3. Healing takes time. Everything I read made it seem like after a few days I’d be chomping at the bit to be moving again and after the 2 weeks, it’d all be back to normal. It wasn’t. Maybe it’s because I am 42 instead of 22. Maybe it’s the amount of tissue I had removed. Or maybe it’s because I have RA and healing is always slower for me. But from everything my doctor has said, I am progressing normally. So anyone who says it’s not big deal, tell them to suck it ’cause they lie. It has taken 7.5 weeks for me to recover “fully” from this surgery. By fully I mean, I can lift my arms over my head again easily and without pain (though it still pulls a little). I can lift more than 10lbs. I have been cleared to exercise and swim again. I can wear (sports/sleep) bras that aren’t my post surgical bras, without discomfort. I don’t think “damn, my boobs hurt” 100 times a day from nerve pains or incision irritations. I don’t need to wear bandages and replace them twice a day. Sleeping in the bed as opposed to the recliner doesn’t make me uncomfortable.
That’s not to say there aren’t still some things that are quirky, but mostly, life is normal. The doctor’s office doesn’t even take the post surgery pictures until 3 months after, so if you really wanted a time frame for full recovery, that’s likely it.

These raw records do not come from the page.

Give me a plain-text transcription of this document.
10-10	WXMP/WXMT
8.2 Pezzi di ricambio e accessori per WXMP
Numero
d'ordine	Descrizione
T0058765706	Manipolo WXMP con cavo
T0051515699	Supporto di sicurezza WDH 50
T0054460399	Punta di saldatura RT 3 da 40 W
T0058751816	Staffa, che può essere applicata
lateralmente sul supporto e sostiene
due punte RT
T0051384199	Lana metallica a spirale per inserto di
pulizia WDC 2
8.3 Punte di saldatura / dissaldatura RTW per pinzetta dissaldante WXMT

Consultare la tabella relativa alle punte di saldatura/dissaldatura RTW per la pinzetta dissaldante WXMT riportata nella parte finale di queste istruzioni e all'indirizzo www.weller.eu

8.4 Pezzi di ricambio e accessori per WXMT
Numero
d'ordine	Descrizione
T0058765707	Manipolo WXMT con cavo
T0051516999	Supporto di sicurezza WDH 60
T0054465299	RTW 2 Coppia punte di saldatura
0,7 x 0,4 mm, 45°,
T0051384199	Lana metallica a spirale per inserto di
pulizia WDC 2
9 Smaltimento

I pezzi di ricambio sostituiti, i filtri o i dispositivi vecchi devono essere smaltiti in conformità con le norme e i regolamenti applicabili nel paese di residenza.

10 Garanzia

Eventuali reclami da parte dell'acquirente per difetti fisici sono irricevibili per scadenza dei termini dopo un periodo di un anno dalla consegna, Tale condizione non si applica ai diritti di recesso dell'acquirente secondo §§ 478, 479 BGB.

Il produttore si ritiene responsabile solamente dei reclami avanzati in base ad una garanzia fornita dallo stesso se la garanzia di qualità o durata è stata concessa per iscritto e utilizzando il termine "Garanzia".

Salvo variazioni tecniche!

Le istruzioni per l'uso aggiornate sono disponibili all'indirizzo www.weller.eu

If I had to do it over again, would I? Yes. In a heartbeat. If you live near me and want the doctor’s name, hit me up. He’s not internet saavy, so don’t expect a lot of fancy tech anything. But since I was paying him to fix my boobs, and not to internet all the things, I am just fine with that. He’s good at what he does; he’s honest and up front with you even if you don’t like what he’s got to say. He worked well with both me and shmoo, and that’s a pretty high standard from any angle.